Your point about throttling your own output is the part most people won't admit to. The tool can go faster but you can't absorb faster, and the gap between generation speed and comprehension speed is where the debt accumulates. The fact that you caught that working solo is telling because on a team it's even harder to spot since the debt gets distributed across multiple people's PRs and nobody sees the full picture.
"Faster keyboard rather than a new team member" is a good way to put it. The teams treating it as a new team member are the ones updating their definition of done.
This is an under-rated line of thinking. I think many organizations will struggle to let go of old processes and will waste time and resources on marrying processes instead of reimagining them.
Companies that can harness that speed will "box out" ones who can't.

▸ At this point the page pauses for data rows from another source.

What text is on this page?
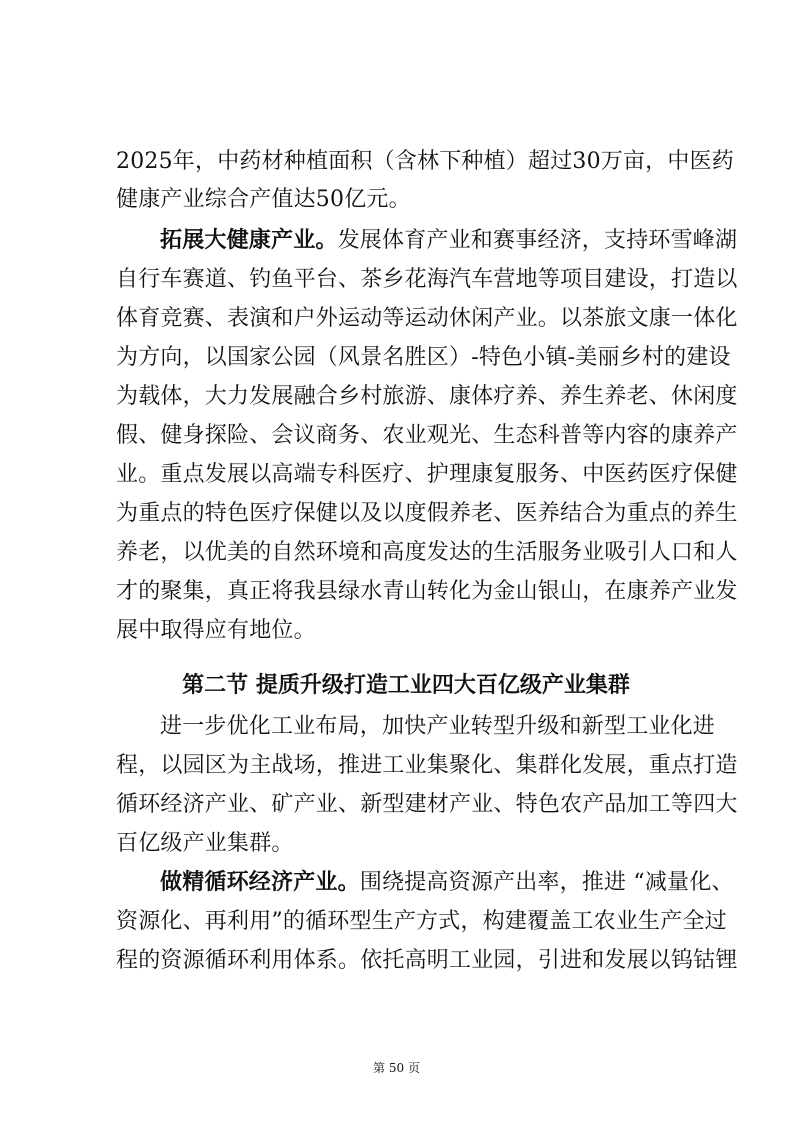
2025年，中药材种植面积（含林下种植）超过30万亩，中医药
健康产业综合产值达50亿元。
拓展大健康产业。发展体育产业和赛事经济，支持环雪峰湖
自行车赛道、钓鱼平台、茶乡花海汽车营地等项目建设，打造以
体育竞赛、表演和户外运动等运动休闲产业。以茶旅文康一体化
为方向，以国家公园（风景名胜区）-特色小镇-美丽乡村的建设
为载体，大力发展融合乡村旅游、康体疗养、养生养老、休闲度
假、健身探险、会议商务、农业观光、生态科普等内容的康养产
业。重点发展以高端专科医疗、护理康复服务、中医药医疗保健
为重点的特色医疗保健以及以度假养老、医养结合为重点的养生
养老，以优美的自然环境和高度发达的生活服务业吸引人口和人
才的聚集，真正将我县绿水青山转化为金山银山，在康养产业发
展中取得应有地位。
第二节 提质升级打造工业四大百亿级产业集群
进一步优化工业布局，加快产业转型升级和新型工业化进
程，以园区为主战场，推进工业集聚化、集群化发展，重点打造
循环经济产业、矿产业、新型建材产业、特色农产品加工等四大
百亿级产业集群。
做精循环经济产业。围绕提高资源产出率，推进 “减量化、
资源化、再利用”的循环型生产方式，构建覆盖工农业生产全过
程的资源循环利用体系。依托高明工业园，引进和发展以钨钴锂
第 50 页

The "marrying processes instead of reimagining them" distinction is sharp. That's exactly what happens in practice. Teams bolt AI onto existing workflows and call it transformation, but all they've done is make the old process run faster without asking whether the old process was the right one. The boxing out point is real too, because the speed advantage isn't in generation, everyone has that now. The advantage is in how fast the org can absorb and ship what gets generated. The companies that redesign around that will just operate at a different clock speed than the ones still running AI output through a process designed for manual work.
Great insights. I'm currently learning AI and found this article very helpful.
Thank you very much. I am glad I helped.